Le Conseil général est convaincu de l’intérêt pour la Savoie d’exploiter son patrimoine militaire, mais touristes et habitants ne sont pas gagnés à cette cause. Ceux-ci restent attachés à “l’or blanc” des années soixante et ne se sont pas impliqués dans cette nouvelle démarche. D’ailleurs, bien que le département ait fait appel à sa fondation pour l’action culturelle internationale en montagne (EA.C.IM.), aucun projet fort n’est sorti de l’inventaire mené depuis deux ans. De ce fait, on assiste à une restauration traditionnelle du bâti, classé, et à son ouverture saisonnière au public par le biais des guides des Villes d’art et d’histoire. La reflexion initiale sur le projet n’a pas été ouverte.
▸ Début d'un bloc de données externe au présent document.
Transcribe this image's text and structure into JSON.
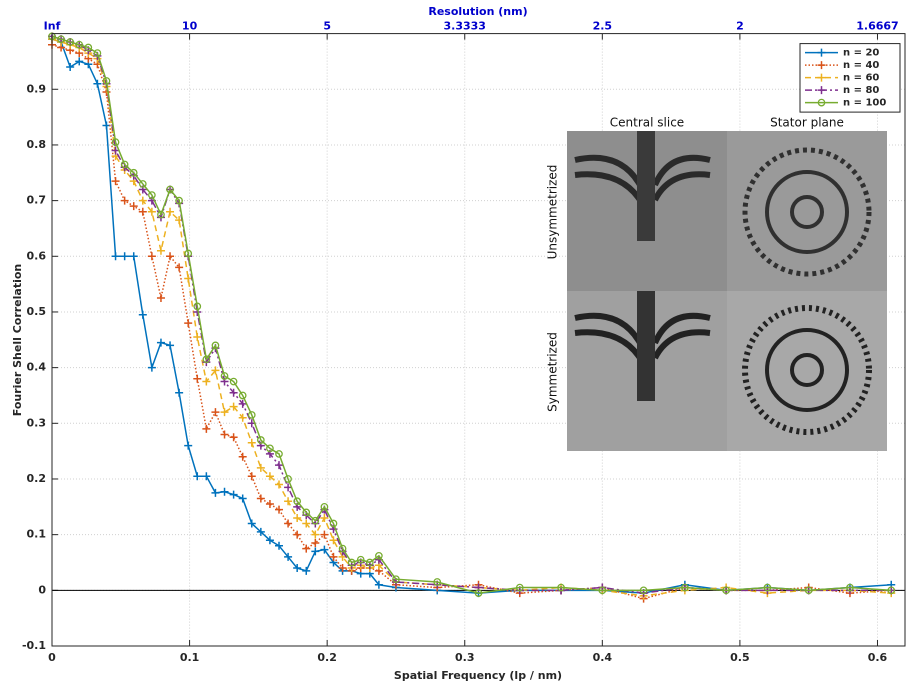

Si les propositions abondent en tous sens : musée de gravures rupestres, maison de la montagne, centre de formation des travaux acrobatiques, des métiers du bois, de la lauze, de la pierre, elles n’ont fait l’objet d’aucune étude préalable approfondie. Selon cette énumération à la Prévert, il paraît prématuré de vouloir réconcilier le site de l’Esseillon avec une vocation essentielle. En attendant, des animations théatrales cherchent à attirer sur le rocher des sportifs épuisés, mais la fortification dans les Alpes ne paraît pas vouée au même succès que les “chemins du baroque”. La plupart des édifices ont été
identifiés mais sans résultat considérés comme une charge inutile par les communes, ils ne bénéficient pas de protection MH et sont voués au pillage. Le discours global sur la stratégie militaire est perçu comme artificiel et n’a pas suscité de mobilisation.